Aktive Mitarbeit (in Form von Gedanken- und Wortspenden) an den Analysearbeitsaufträgen (in Kleinteams und Plenum): 30 % 2) Schriftliche Wahrnehmungs- und Lektüreaufgaben: 30 % 3) Schriftliche Seminararbeit: 40 %
Die Studierenden werden bei der Erstellung ihrer Seminararbeit, die im Laufe des Semesters entstehen soll, kontinuierlich begleitet.

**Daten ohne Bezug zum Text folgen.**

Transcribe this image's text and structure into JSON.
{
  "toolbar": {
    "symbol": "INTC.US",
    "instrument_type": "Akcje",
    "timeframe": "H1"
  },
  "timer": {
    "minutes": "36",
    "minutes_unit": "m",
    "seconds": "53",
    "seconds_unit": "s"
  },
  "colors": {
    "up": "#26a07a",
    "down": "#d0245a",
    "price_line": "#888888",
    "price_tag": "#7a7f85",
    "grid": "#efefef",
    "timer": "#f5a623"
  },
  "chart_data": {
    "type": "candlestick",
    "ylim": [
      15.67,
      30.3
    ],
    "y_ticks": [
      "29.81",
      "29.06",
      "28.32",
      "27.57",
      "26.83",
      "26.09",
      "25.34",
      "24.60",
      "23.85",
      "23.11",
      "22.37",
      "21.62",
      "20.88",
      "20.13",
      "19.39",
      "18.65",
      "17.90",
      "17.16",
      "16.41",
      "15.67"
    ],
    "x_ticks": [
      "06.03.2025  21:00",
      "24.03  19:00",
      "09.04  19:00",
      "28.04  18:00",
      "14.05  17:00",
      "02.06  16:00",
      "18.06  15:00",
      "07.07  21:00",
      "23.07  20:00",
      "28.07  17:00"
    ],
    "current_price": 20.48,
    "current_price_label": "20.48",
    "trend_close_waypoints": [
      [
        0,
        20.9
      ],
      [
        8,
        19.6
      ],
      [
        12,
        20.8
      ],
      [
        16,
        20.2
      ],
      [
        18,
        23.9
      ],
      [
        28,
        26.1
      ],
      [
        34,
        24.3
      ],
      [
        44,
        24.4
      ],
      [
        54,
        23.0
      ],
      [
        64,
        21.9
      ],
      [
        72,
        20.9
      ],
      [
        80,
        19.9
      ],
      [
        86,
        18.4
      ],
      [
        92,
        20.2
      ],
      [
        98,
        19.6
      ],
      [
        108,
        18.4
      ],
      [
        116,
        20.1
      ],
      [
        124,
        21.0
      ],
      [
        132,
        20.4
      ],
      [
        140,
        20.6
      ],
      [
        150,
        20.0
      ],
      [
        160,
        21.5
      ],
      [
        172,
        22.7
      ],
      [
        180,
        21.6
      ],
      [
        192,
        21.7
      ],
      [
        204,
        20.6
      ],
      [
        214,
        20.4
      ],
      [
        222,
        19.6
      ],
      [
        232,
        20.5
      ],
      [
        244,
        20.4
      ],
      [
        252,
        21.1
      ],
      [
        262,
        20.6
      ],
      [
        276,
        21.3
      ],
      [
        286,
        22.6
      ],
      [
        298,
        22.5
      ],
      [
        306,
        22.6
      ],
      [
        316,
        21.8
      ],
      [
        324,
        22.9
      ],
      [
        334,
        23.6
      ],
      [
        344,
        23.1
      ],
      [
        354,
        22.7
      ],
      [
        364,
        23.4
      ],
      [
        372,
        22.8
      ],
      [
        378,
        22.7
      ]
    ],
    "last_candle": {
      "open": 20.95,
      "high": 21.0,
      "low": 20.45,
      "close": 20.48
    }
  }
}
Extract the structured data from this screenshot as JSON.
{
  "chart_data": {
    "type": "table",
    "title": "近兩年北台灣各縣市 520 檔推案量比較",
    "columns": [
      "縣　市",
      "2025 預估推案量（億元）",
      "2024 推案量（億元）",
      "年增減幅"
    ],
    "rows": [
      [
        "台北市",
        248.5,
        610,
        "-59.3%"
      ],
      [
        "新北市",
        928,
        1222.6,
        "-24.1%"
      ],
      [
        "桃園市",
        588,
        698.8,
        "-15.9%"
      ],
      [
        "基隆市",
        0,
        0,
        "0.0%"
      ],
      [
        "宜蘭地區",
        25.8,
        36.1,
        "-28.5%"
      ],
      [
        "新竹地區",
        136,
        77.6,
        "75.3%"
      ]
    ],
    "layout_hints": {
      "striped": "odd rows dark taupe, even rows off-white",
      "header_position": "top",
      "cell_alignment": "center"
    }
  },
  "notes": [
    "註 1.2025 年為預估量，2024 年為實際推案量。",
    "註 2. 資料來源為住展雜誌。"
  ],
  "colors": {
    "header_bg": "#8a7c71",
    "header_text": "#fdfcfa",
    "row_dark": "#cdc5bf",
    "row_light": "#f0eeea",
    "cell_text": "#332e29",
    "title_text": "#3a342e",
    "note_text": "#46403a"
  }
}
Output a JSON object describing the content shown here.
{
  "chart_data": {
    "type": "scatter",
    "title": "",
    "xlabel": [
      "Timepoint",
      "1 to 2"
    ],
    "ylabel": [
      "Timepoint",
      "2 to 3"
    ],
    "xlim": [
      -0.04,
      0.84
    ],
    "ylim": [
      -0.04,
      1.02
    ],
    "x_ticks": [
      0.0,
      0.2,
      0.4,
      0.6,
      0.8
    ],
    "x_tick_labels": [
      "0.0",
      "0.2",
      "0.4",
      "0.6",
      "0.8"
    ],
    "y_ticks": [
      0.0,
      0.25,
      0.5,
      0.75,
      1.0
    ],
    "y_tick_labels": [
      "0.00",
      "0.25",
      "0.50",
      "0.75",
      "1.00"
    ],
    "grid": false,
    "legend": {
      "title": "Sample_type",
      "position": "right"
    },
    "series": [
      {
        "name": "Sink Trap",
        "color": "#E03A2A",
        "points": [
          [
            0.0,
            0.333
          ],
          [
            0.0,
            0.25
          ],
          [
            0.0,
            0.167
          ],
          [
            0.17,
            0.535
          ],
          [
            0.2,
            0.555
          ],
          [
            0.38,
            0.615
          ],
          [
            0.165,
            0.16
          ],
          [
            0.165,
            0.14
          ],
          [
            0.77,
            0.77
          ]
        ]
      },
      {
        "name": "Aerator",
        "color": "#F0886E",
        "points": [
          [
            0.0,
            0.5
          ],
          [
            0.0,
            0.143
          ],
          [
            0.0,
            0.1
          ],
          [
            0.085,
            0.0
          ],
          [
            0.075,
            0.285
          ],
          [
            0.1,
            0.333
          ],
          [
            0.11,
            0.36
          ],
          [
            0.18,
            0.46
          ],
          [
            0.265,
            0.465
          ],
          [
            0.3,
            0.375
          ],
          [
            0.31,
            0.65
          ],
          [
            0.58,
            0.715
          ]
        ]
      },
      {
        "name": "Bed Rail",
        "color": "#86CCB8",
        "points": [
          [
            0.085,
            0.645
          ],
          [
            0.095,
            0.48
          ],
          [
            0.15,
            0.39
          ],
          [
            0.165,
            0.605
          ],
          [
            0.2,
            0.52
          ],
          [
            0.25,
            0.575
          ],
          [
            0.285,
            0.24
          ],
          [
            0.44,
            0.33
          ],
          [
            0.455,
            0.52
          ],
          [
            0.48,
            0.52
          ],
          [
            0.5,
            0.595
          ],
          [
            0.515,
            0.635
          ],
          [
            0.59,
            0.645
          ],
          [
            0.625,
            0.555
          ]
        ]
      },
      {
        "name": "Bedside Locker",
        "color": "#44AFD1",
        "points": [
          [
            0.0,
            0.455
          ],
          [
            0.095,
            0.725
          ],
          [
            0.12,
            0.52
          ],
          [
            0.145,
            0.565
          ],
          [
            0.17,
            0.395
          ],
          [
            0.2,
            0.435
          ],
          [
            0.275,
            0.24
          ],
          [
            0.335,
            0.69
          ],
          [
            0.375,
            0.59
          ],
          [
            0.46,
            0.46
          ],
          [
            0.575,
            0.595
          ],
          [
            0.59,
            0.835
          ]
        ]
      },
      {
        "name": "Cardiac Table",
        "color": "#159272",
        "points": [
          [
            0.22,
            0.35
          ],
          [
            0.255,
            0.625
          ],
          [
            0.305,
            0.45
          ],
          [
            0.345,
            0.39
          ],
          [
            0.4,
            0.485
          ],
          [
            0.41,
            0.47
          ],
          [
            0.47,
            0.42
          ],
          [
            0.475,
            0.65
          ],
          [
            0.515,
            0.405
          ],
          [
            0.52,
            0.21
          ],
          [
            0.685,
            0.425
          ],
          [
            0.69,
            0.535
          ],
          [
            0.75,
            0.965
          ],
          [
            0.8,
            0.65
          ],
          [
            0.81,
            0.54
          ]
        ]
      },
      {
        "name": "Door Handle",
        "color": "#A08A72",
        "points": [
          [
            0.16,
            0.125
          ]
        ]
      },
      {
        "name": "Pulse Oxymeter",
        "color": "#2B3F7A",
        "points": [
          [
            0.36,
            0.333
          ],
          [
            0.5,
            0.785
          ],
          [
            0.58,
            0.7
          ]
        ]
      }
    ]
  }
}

Mindestanforderungen und Beurteilungsmaßstab

Alle oben ausgeführten Teilleistungen müssen für einen positiven Abschluss positiv bestanden werden. Die Bereitschaft zur Lektüre und zur Diskussion der Texte muss erkennbar, d.h. aus der aktiven Beteiligung an den Buzz-Groups, an den Lektüre- und Reflexionshausaufgaben sowie aus regelmäßigen Redebeiträgen im Plenum, hervorgehen. Es besteht Anwesenheitspflicht. In entschuldigten Fällen (per email, bitte keine Atteste, Parten etc.!) dürfen Sie max. drei Termine versäumen.

Prüfungsstoff

Die zur Verfügung gestellten theoretischen Texte, die diskutierten Methoden sowie die gemeinsam erarbeiteten Positionen.

Literatur

Literatur: Jacob Baum (2018): Reformation of the Senses. The Paradox of Religious Belief and Practice in Germany. Urbana: University of Illinois Press; Paul Divjak (2016): Der Geruch der Welt. Wien: Edition Atelier; Doty, R.I. et. al. (2004): „Assessment of upper respiratory tract and ocular irritative effects of volatile chemicals in humans." In: Crit. Rev. Toxicol 34, S. 85-142; Jellink, J.S. (2004): „Proust remembered: has Proust's account of autobiographical odour-cued memory recall really been investigated?" In: Chem. Senses 29, S. 455-458; Köster, E.P. (2002): „The specific characteristics of the sense of smell." In: Rouby, C./Schaal, B./Dubois, D./Gervais, R./Holley, A. (Hg.): Olfaction, Taste and Cognition. Cambridge: University Press, S. 27-43; Annick Le Guérer (1992): Die Macht der Gerüche: eine Philosophie der Nase. Aus dem Französischen von Wolfgang Krege. Stuttgart: Klett-Cotta; Johann Pezzl (1923): Skizze von Wien [6 Hefte, 1786-1790]. Neu herausgegeben von Gustav Gugitz und Anton Schlossar. Fraz: Leykam; Jonathan Reinarz (2014): Past scents: historical perspectives on smell. Urbana: University of Illinois Press; Smeets, M.A.M./Dijksterhuis, G.B. (2014): „Smelly primes – when olfactory primes do or do not work." In: Frontiers in Psychology 5; Marc Smith (2007): Sensory History. Oxford: Berg.

Eine Literaturliste sowie ausgewählte theoretische Texte werden den Studierenden über Moodle zur Verfügung gestellt.

Ausgewählte theoretische Texte werden den Studierenden über Moodle zur Verfügung gestellt.